Saturday, 31 March 2018

10. Know and learn the types of Risk.



·      Risk is the potential of gaining or losing something of value.
·      It can also be referred as chances of having an unexpected or negative outcome.

·      Financial risk is the possibility of not earning the expected return.
The quantum of such risks depends on the type of financial instrument.
All the asset classes of investments are prone to some or other type of risk.

·      Different types of risk associated with various asset classes can be explained as below:
1.    Equity investments are subject to market and business risks.
2.    Debt investments involve inflation risk, default risk and reinvestment risk.
3.    Cash and its equivalents are subject to lower returns risk
4.    Commodities are subject to changes in demand and supply cycle risk.
5.    Real estate, currency and gold are related to economic cycle risk.

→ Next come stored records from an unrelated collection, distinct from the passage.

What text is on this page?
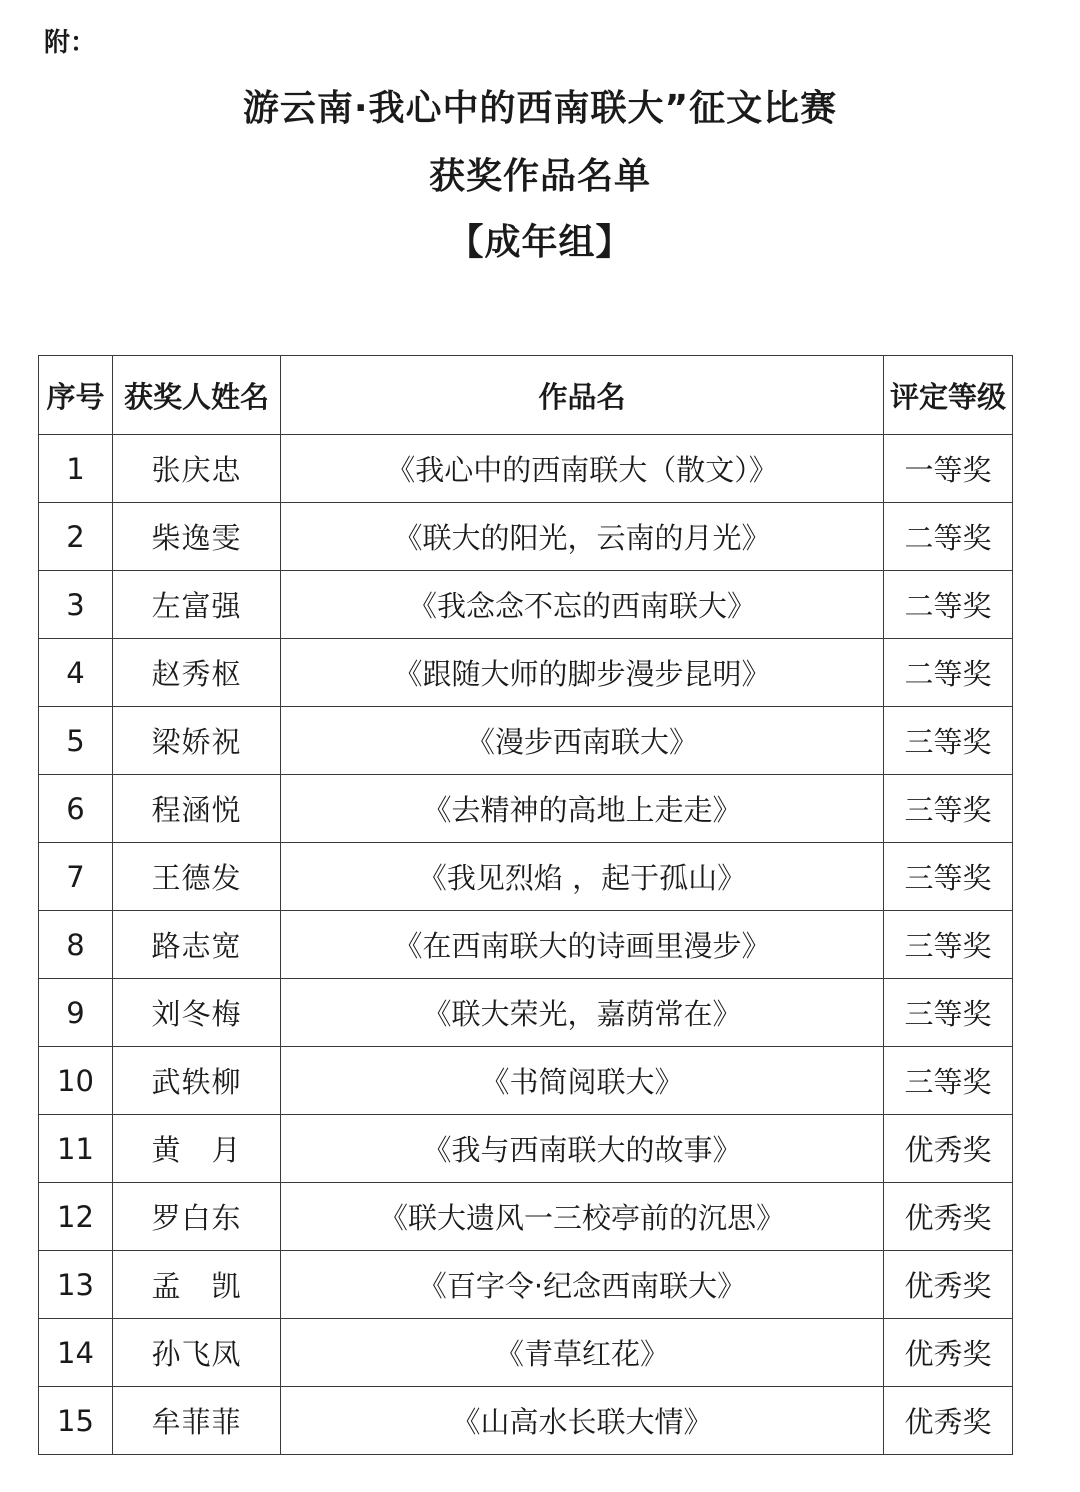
附：
游云南·我心中的西南联大”征文比赛
获奖作品名单
【成年组】
序号	获奖人姓名	作品名	评定等级
1	张庆忠	《我心中的西南联大（散文）》	一等奖
2	柴逸雯	《联大的阳光，云南的月光》	二等奖
3	左富强	《我念念不忘的西南联大》	二等奖
4	赵秀枢	《跟随大师的脚步漫步昆明》	二等奖
5	梁娇祝	《漫步西南联大》	三等奖
6	程涵悦	《去精神的高地上走走》	三等奖
7	王德发	《我见烈焰 ，起于孤山》	三等奖
8	路志宽	《在西南联大的诗画里漫步》	三等奖
9	刘冬梅	《联大荣光，嘉荫常在》	三等奖
10	武轶柳	《书简阅联大》	三等奖
11	黄　月	《我与西南联大的故事》	优秀奖
12	罗白东	《联大遗风一三校亭前的沉思》	优秀奖
13	孟　凯	《百字令·纪念西南联大》	优秀奖
14	孙飞凤	《青草红花》	优秀奖
15	牟菲菲	《山高水长联大情》	优秀奖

·      So investment should be made after understanding risk and return features involved in various asset types
Ø  For short term goals, cash and it’s equivalents should be preferred
Ø  For medium term goals, income assets (Debt instruments) are preferable
Ø  For long term goals, growth assets (equity investments) which appreciate in values and offer higher returns should be considered.

·      Thus risk management becomes essential before taking investment decisions.
·      It can be done through risk profiling which shows the willingness of an individual to take and accept the risk involved.
A risk profile is important for determining a proper investment asset allocation for a portfolio.